Definition of version 2: Uniform Convergence
Let \(f_n, f : [a, b] \to \mathbb{R}\). We say that \(f_n \xrightarrow{u} f\) (uniformly) as \(n \to \infty\), if:
\(\forall \varepsilon > 0, \; \exists n_0(\varepsilon) \; \text{such that} \; n > n_0 \implies |f_n(x) - f(x)| < \varepsilon \quad \forall x \in [a, b]\)
The entire function will be in the window
Main Theorem
If \(f_n, f : [a, b] \to \mathbb{R}\) and \(f_n\) are continuous and \(f_n \xrightarrow{u} f\) (uniformly) as \(n \to \infty\), then \(f\) is continuous.
Note that in example above \(f_n(x)=x^n\) are continuous on \([0,1]\) but \(f_n\) is pointwise to \(f\) (\(f_n \to f\) as \(n\to\infty\))
But not uniform converges to \(f\) (\(f_n \xrightarrow{u} f\))
Analysis
Since \(|f(x) - f(x_0)| = |f(x) - f_n(x) + f_n(x) - f_n(x_0) + f_n(x_0) - f(x_0)|\)
Using the triangle inequality: \(\leq |f(x) - f_n(x)| + |f_n(x) - f_n(x_0)| + |f_n(x_0) - f(x_0)|\)
For the first part, use the definition of uniform convergence, choose \(n>n_0,\frac{\varepsilon}{3}\)
For the third part, use the definition of uniform convergence, choose \(n>n_0,\frac{\varepsilon}{3}\)
For the second part, use the definition of continuous, choose \(|x-x_0|<\delta,\frac{\varepsilon}{3}\)
Proof
Proof: We want to prove that \(f\) is continuous on \(x_0 \in [a, b]\).
Let \(\epsilon > 0\).
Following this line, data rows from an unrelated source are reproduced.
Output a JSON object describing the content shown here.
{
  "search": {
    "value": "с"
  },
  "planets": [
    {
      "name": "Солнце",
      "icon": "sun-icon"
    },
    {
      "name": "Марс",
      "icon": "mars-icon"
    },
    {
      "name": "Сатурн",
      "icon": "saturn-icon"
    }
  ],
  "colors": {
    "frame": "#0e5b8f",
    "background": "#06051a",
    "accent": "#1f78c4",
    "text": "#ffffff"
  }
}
We need \(\delta > 0\) such that \(|x - x_0| < \delta \implies |f(x) - f(x_0)| < \epsilon\), \(\forall x \in [a, b]\).
Since \(f_n\) is uniform converges, let \(n_0\) such that \(n > n_0 \implies \left|f_n(x) - f(x)\right| < \frac{\epsilon}{3}, \forall x \in [a, b]\).
Since \(f_n\) is continuous, take \(n = n_0 + 1 > n_0\).
Let \(\delta > 0\) such that \(|x - x_0| < \delta \implies \left|f_{n_0+1}(x) - f_{n_0+1}(x_0)\right| < \frac{\epsilon}{3}\)
Let us see \(\delta\) works, \(|f(x) - f(x_0)| = |f(x) - f_{n_0+1}(x) + f_{n_0+1}(x) - f_{n_0+1}(x_0) + f_{n_0+1}(x_0) - f(x_0)|\)
\(\leq|f(x)-f_{n_0+1}(x)|+|f_{n_0+1}(x)-f_{n_0+1}(x_0)|+|f_{n_0+1}(x_0)-f(x_0)|\)
\(\leq\frac{\varepsilon}{3}+\frac{\varepsilon}{3}+\frac{\varepsilon}{3}=\varepsilon\)